Cannabis gene variation - comparison of multiple genome assemblies
*Corresponding Author:
Copyright: © 2020 . This is an open-access article distributed under the terms of the Creative Commons Attribution License, which permits unrestricted use, distribution, and reproduction in any medium, provided the original author and source are credited.
Abstract
In recent years the Cannabis sativa genome is at the centre of research efforts due to the species’ large array of secondary metabolism products and their potential to interact with mammalian systems. Removal of legislative barriers has enabled the publication of multiple genome assemblies using various technologies for sequencing and assembly, mostly using highly heterozygous plants.

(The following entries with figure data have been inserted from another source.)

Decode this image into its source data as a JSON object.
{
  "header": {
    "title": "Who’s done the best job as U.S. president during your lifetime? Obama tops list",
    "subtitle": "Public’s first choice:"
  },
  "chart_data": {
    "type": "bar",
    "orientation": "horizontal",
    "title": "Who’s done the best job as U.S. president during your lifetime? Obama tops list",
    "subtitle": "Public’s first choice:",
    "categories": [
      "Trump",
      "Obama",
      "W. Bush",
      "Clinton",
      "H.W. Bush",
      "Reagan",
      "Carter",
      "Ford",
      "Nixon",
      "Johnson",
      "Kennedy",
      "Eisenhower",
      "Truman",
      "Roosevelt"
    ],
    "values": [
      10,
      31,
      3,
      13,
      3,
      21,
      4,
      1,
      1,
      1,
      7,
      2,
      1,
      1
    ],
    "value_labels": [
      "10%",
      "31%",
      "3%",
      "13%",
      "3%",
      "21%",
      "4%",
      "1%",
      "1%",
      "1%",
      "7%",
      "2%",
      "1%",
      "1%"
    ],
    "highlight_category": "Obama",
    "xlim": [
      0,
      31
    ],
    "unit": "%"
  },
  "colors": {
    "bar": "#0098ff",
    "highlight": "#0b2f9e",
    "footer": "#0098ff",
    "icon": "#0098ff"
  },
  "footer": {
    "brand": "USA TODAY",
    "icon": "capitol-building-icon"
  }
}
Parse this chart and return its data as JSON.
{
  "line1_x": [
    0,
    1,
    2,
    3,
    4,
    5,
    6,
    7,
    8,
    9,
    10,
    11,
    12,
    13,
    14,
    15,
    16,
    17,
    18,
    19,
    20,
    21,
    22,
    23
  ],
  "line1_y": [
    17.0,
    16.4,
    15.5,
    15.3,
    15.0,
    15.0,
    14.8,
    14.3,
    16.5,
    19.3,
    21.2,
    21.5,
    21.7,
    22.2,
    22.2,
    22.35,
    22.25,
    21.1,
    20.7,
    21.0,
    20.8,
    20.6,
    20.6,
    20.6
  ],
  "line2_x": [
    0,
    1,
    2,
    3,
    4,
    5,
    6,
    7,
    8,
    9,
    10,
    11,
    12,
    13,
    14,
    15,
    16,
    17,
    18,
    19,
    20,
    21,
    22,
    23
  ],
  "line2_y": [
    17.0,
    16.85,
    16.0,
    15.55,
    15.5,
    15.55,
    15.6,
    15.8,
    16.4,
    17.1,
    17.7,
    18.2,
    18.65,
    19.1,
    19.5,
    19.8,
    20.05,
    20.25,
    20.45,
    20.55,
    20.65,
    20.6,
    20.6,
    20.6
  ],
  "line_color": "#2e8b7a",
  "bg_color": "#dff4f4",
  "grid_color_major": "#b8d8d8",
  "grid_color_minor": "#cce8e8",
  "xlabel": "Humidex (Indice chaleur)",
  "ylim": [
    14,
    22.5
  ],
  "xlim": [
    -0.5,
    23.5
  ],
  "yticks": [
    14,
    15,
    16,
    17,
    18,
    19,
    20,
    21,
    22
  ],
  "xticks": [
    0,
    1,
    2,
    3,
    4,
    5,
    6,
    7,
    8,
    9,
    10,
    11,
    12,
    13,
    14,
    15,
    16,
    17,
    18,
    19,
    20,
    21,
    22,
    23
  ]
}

In this work, we demonstrate a pan-genome comparison of multiple cannabis genomes of hemp and drug type cultivars. We have de-novo assembled two new heterozygous elite-line genomes with fully phased high accuracy assemblies and compared them to four public reference-level non-phased assemblies and several commercial clones at WGS-level assembly. This comparison was carried out in a pan-genome structure based on a common coordinate system of the CBDRx reference genome. We have aligned and ordered multiple genome assemblies with phased haplotypes and created uniform chromosome mapping. We have generated a non-redundant dataset of 43,000 transcripts and mapped it to each haplotype. This enabled identification of allelic variation and novel homologues of important genes for cannabinoid biosynthesis, as well as an accurate comparison of copy number, present-absent and structural variations, identification of highly conserved gene region duplications and identification of novel candidate genes. We have identified hyper-variable regions and massive genome rearrangements that may hold great significance to cannabis and hemp research and breeding.